- Artist: Tom Ellinger
- Year: 1989
- Type: Black & Pink Granite
- Dimensions: 147.10 cm × 65 cm × 472.26 cm (57.912 in × 25.4 in × 185.928 in)
- Location: Decatur, Indiana; 40°49′48″N 84°56′44″W﻿ / ﻿40.8299°N 84.9456°W;
- Owner: Decatur Cemetery

= Morgan Monument (Decatur) =

Artwork by Tom Ellinger

Morgan Monument is a public artwork by American artist Tom Ellinger, located at Decatur Cemetery in Decatur, Indiana, United States. This sculpture sits at the site of the Morgan Family Plot. Morgan Monument was originally surveyed as part of the Smithsonian's Save Outdoor Sculpture! survey in 1993.

==Description==

This gravestone is a Semi-trailer truck made of black granite.
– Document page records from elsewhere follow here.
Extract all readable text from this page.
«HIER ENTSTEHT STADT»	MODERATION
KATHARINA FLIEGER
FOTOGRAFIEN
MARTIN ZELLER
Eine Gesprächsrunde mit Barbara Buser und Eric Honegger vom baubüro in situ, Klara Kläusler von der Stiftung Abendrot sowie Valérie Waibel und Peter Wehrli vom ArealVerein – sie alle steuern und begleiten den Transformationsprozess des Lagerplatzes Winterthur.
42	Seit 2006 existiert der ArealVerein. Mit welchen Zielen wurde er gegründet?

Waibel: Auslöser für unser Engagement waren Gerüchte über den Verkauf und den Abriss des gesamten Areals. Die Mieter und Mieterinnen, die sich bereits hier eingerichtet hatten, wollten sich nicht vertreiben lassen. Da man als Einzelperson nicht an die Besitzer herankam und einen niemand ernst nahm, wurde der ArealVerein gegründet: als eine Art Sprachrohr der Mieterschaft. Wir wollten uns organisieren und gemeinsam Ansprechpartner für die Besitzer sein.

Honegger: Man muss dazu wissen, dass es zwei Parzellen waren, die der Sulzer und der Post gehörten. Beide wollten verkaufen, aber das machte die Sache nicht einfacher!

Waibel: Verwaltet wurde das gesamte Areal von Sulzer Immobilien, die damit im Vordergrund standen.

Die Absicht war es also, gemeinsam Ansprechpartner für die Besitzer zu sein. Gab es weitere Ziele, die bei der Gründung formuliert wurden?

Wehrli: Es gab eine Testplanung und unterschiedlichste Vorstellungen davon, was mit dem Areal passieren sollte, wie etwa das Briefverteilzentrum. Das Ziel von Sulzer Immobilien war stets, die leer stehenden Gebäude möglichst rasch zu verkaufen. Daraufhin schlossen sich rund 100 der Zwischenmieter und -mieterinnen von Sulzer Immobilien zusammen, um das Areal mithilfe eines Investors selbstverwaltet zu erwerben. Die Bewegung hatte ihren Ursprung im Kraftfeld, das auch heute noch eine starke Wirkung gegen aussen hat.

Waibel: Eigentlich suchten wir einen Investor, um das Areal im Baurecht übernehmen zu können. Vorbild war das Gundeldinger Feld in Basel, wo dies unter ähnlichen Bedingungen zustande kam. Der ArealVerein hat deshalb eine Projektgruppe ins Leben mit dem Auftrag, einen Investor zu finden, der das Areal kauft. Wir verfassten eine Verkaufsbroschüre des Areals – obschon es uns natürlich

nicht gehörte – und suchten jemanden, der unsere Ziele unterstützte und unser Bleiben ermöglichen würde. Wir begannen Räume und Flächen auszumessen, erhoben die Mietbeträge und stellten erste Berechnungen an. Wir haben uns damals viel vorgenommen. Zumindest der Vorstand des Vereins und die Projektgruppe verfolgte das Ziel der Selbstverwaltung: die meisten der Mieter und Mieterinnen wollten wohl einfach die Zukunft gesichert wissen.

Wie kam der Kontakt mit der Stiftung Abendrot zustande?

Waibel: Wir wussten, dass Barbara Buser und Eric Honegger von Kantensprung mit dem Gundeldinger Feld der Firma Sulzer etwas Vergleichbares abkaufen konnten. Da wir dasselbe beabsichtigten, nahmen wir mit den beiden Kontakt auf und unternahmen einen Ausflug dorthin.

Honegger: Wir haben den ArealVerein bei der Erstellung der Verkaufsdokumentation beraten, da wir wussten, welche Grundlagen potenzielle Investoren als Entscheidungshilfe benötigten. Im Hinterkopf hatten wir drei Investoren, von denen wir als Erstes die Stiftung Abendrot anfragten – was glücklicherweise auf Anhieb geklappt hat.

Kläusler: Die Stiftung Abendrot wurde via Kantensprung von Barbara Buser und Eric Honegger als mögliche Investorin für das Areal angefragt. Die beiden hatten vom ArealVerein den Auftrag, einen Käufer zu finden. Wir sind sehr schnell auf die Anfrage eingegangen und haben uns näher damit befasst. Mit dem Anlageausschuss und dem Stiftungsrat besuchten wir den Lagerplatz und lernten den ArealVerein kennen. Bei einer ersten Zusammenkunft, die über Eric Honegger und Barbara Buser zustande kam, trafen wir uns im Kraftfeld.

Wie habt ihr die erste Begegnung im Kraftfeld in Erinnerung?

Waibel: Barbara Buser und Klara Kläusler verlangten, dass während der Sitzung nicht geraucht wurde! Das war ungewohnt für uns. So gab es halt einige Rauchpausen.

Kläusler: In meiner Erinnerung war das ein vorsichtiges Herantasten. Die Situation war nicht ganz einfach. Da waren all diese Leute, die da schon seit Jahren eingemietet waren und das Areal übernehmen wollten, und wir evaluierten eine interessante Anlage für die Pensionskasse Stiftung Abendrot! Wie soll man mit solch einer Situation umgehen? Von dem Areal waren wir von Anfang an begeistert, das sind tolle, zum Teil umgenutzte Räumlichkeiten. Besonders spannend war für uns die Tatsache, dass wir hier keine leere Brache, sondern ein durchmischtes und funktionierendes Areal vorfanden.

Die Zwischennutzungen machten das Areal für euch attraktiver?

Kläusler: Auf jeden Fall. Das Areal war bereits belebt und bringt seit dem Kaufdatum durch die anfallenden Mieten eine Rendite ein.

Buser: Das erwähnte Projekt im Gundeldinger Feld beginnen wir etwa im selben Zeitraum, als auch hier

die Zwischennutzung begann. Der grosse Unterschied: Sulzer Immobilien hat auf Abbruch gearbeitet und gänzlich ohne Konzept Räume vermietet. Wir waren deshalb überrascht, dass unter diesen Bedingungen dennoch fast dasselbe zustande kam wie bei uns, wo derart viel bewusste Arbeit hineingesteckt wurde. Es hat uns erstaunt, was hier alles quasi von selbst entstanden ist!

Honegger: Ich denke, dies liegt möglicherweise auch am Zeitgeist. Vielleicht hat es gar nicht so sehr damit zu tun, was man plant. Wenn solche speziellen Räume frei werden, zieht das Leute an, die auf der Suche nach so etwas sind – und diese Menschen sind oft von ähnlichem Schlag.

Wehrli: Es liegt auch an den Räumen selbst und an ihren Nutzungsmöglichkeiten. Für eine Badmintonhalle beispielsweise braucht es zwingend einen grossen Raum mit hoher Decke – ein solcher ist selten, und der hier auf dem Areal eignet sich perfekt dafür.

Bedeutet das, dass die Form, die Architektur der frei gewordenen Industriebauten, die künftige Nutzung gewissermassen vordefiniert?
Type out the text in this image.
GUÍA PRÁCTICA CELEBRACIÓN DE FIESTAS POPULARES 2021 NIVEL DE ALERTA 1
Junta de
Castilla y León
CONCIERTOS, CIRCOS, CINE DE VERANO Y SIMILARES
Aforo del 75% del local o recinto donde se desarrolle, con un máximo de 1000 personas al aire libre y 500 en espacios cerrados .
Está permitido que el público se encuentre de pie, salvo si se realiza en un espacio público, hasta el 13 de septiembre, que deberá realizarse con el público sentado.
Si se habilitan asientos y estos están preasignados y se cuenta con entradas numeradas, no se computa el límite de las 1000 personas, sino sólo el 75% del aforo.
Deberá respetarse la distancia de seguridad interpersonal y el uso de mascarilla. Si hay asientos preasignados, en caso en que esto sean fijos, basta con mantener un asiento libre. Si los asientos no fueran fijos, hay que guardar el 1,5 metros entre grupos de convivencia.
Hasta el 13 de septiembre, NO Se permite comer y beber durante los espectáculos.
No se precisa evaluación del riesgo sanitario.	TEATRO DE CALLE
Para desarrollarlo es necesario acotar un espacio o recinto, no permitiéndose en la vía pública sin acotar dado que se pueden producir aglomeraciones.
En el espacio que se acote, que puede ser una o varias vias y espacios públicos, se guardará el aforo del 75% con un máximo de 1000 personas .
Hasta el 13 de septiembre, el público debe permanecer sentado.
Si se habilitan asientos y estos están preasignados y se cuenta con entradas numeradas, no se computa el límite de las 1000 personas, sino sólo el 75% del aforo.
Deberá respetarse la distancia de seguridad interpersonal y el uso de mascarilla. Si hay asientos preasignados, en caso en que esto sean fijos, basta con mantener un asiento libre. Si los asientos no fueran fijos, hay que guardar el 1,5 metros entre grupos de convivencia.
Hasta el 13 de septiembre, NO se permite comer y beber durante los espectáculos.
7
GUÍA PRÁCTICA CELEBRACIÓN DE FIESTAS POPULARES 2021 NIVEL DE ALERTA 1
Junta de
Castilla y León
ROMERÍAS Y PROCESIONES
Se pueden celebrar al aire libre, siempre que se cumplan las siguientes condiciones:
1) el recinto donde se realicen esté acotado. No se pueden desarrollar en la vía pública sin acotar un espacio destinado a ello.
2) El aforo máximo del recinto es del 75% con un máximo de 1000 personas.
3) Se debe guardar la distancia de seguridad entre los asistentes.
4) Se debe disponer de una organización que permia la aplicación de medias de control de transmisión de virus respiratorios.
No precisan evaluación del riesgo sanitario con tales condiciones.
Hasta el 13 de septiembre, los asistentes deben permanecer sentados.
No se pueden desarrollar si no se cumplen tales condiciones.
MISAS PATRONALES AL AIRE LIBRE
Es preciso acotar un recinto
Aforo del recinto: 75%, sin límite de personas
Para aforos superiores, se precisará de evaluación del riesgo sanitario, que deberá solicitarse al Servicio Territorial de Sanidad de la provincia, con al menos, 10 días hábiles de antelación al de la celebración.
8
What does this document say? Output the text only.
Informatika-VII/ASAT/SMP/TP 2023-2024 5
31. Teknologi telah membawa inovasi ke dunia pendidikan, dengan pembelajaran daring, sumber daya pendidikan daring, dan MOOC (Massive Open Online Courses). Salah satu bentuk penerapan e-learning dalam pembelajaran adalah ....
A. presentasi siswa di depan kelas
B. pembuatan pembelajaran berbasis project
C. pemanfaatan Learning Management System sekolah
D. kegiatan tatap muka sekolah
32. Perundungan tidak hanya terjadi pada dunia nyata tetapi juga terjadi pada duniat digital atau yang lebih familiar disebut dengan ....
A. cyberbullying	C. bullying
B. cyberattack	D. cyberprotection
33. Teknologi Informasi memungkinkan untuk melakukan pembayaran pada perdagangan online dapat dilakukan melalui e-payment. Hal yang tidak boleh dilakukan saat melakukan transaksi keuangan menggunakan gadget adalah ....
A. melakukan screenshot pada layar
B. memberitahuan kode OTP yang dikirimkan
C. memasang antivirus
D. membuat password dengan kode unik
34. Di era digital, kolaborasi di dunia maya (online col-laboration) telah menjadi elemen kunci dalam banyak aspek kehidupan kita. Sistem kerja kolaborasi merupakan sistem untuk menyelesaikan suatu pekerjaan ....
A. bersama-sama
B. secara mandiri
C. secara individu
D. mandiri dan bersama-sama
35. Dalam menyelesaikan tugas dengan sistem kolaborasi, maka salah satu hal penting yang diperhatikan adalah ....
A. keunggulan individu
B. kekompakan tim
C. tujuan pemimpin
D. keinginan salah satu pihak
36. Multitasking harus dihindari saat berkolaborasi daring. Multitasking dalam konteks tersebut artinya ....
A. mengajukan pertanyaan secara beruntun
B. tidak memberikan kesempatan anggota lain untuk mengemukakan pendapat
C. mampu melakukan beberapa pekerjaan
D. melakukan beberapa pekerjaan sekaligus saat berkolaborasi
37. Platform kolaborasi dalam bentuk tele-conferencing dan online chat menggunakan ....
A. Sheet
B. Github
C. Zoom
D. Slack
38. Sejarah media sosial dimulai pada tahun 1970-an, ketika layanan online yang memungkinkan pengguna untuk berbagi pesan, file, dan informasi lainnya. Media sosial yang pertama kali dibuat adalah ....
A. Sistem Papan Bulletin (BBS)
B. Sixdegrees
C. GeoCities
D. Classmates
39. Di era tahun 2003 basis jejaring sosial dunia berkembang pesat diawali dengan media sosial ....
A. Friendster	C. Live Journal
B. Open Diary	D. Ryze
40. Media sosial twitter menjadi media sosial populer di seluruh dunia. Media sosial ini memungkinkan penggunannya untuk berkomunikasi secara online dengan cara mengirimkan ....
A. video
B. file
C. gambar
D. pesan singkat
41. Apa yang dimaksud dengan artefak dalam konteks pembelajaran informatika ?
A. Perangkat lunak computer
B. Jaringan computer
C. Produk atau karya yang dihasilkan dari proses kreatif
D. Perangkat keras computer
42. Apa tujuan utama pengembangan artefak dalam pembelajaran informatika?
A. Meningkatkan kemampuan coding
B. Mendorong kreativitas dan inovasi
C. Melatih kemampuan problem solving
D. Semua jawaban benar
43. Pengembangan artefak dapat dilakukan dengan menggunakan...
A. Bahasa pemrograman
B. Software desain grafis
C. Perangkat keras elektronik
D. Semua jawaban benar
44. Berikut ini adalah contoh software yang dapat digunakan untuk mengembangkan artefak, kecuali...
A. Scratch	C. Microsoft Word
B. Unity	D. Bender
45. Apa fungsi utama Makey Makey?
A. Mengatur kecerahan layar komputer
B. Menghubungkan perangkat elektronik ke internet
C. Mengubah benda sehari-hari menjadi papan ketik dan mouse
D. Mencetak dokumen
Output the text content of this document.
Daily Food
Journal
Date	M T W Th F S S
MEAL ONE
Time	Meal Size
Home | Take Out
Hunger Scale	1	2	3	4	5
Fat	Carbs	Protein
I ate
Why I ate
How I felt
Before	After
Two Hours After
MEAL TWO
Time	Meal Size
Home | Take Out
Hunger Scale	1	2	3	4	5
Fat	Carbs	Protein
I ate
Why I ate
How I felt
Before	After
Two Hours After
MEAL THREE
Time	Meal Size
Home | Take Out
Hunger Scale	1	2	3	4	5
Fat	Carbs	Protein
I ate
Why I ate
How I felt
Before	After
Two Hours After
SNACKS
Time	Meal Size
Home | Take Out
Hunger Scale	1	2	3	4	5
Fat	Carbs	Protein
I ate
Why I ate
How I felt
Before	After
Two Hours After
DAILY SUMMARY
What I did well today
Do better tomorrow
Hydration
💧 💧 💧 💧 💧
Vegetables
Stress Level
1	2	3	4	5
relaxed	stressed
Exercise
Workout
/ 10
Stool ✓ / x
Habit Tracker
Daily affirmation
Inside the trucks trailer is a set of logs made of pink granite. The truck has all the details of a "real" truck – the cab has a relief of a driver inside, and wipers, handrails and exhaust pipes as well. It is unsigned by the artist.

The sculpture sits upon a rectangular base made of granite and has a tapered front. (approx. 9 in. x 7 ft. 7 in. x 1 ft. 4 in.)

The logs have an inscription stating on the front of the base: MORGAN

The left side of the logs inscription states:

JOHN W.
JUNE 1941–

The center logs are inscribed with:

JACQUELINE
NOV 15, 1942

==Condition==

This sculpture was surveyed in 1993 for its condition and was described as "well maintained."